Un instant on a pu croire que la situation était perdue. Si depuis quelques jours cette crise a subi un temps d’arrêt, c’est que l’Allemagne, par une modération et un calme qui ont été une habileté, a su éviter d’enflammer encore plus, les passions nationales au-delà des Pyrénées et que le cabinet de Madrid, après avoir été un moment surpris et débordé, a retrouvé quoique autorité. On a pu s’arrêter sur la redoutable pente où l’Espagne était en train de se précipiter. C’est déjà beaucoup qu’on ait pu gagner du temps et reprendre assez de sang-froid à Madrid pour négocier. La question néanmoins, qu’on ne s’y trompe pas, reste entière avec ses difficultés, d’elle est assez grave pour qu’on ne la complique pas de diversions de fantaisie, d’inventions ridicules en attribuant dans tout cela à la France un rôle qu’elle ne peut avoir. Non, la France n’est pour rien ni dans les manifestations contre l’Allemagne ni dans les agitations contre la monarchie du roi Alphonse, et si on ne croit pas à sa sincérité, qu’on la suppose du moins assez éclairée sur ses intérêts pour ne pas aller se jeter dans des querelles où il n’y aurait pour elle que des dangers.
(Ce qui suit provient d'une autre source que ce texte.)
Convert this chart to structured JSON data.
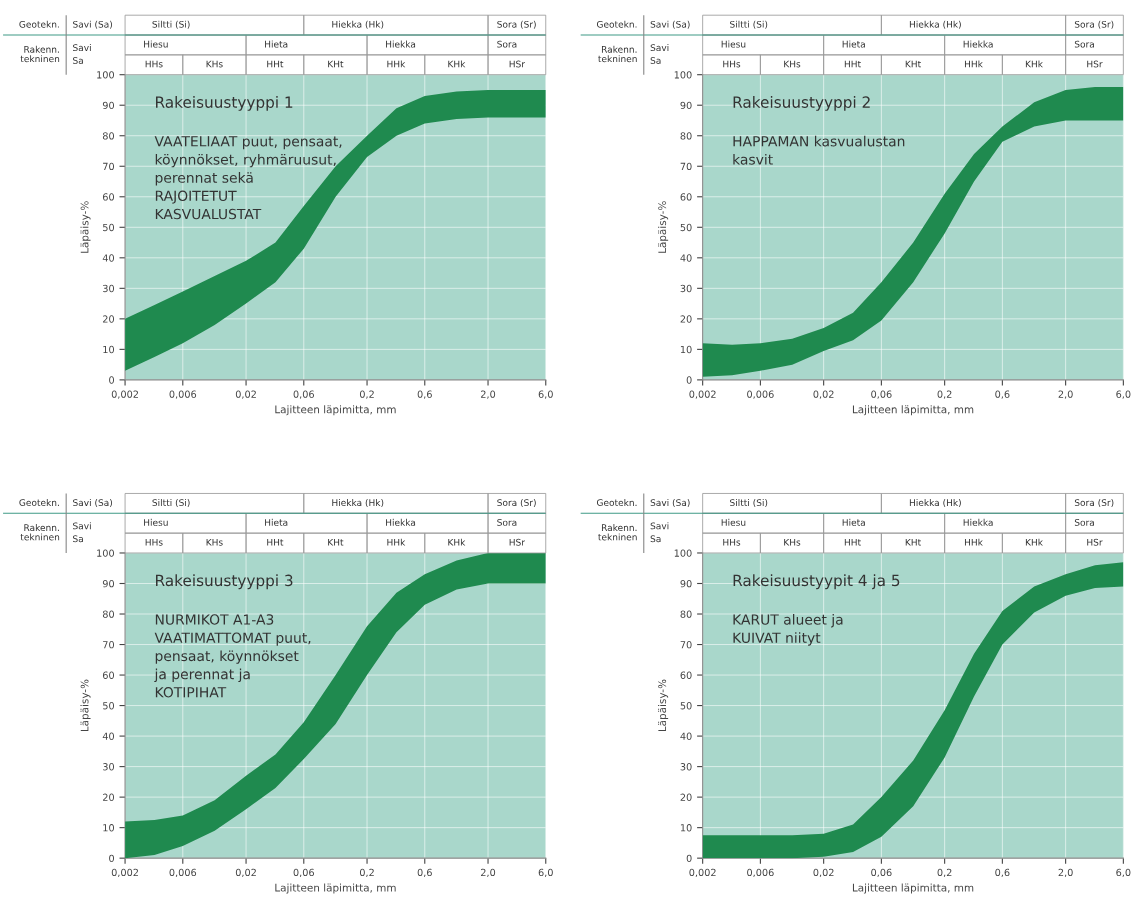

Ces événemens d’Espagne ont été si soudains, si imprévus, si violons qu’ils ont un peu troublé les têtes ; ils ont ravivé tout à coup le sentiment de l’incertitude de la paix, et comme si ce n’était pas assez de ce duel possible entre deux nations du continent, on s’est hâté aussitôt d’aller aux dernières extrémités, d’imaginer toute sorte de combinaisons, militaires, diplomatiques ou révolutionnaires, embrassant l’Europe et le monde. Peu s’en est fallu qu’on ne vît en un moment tout en combustion et qu’un îlot d’un archipel lointain n’ait paru être une de ces allumettes chimiques dont parlait autrefois lord Palmerston. Heureusement, toutes les allumettes ne mettent pas si vite le feu au monde.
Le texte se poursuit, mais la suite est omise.